Professor of Strategy and Entrepreneurship
London Business School

Chief Story Teller

What do CEOs really do? Stevie Spring, CEO of Future Plc (the magazine publisher), recently expressed it to me in the following way: “I am not really the Chief Executive; I am the Chief Story Teller”. What (on earth) did she mean with that?

What really is an organisation? Well, it is a group of people – sometimes a rather large group of people – (supposedly) working towards a common goal. This goal may simply be profit, but it certainly helps if we have a common idea of what we’re trying to do in order to make a profit. Hence, it is about setting a clear strategic direction.

A clear strategic direction is not a 40-page document outlining a firm’s strategy – that’s a drawer-filler. It is a concise set of choices that determines what we do and don’t do. For example, for Future it’s something like “special interest, English-language magazines for young males, possibly with spill-overs on-line and in terms of events”. Hence, they would for instance do a magazine on “guitar rock” but not on “music” (as that is not focused enough to be considered a special interest); they would do such a magazine in the US but not in German (then they might license it); they would cover motorcycle racing, or Xbox or wind-surfing, but not knitting (unless, without me realising it, knitting has recently had a popularity surge in the community of 20-something old males). Thus, it determines what you do, but it also determines what you don’t do, because it doesn’t fit your expertise and capabilities.

And Stevie Spring tells that story – over and over again – to a variety of constituents: to analysts and fund managers, board of directors, employees, customers and even the occasional business school professor.

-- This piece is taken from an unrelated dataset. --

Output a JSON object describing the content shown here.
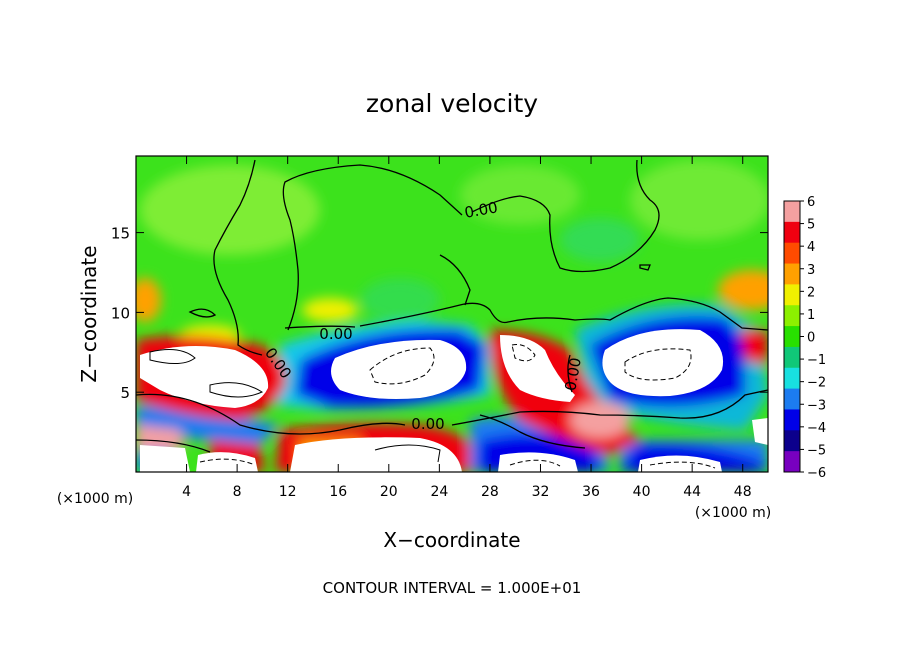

Good CEOs have a story. Tony Cohen of Fremantle Media says they want television productions to which they own the rights, with spin-offs in other areas (e.g. on-line), which are replicable in different countries – simple and focused. Alistair Spalding of Sadler’s Wells theatre wants to be involved actively in producing a broad array of cutting-edge modern dance, aimed at a London audience. Frank Martin of Hornby wants to produce near-perfect scale models of model trains (and Scalextric race tracks) for collectors and hobbyist, which appeal to some feeling of nostalgia. Their stories are clear and simple; employees, investors and customers alike can understand and believe in them.

Is being able to tell a convincing story enough for a good strategy? I guess not – for instance, I remember a Goldman Sachs analyst writing about Enron in October 2001 (weeks before its bankruptcy) “Enron is still the best of the best. We recently spoke with most of top management; our confidence level is high.”

However, it certainly helps. When you have a lousy strategy, without much focus or logic to it, it will be hard to come up with a coherent and convincing story. And it’s a good story that makes people want to invest in you, that carries the day when you need your board’s support (e.g. when making tough choices what to divest or invest in), and what helps your employees see their task and decisions in light of the company’s overall direction. It’s the strength of the story, which makes the CEO.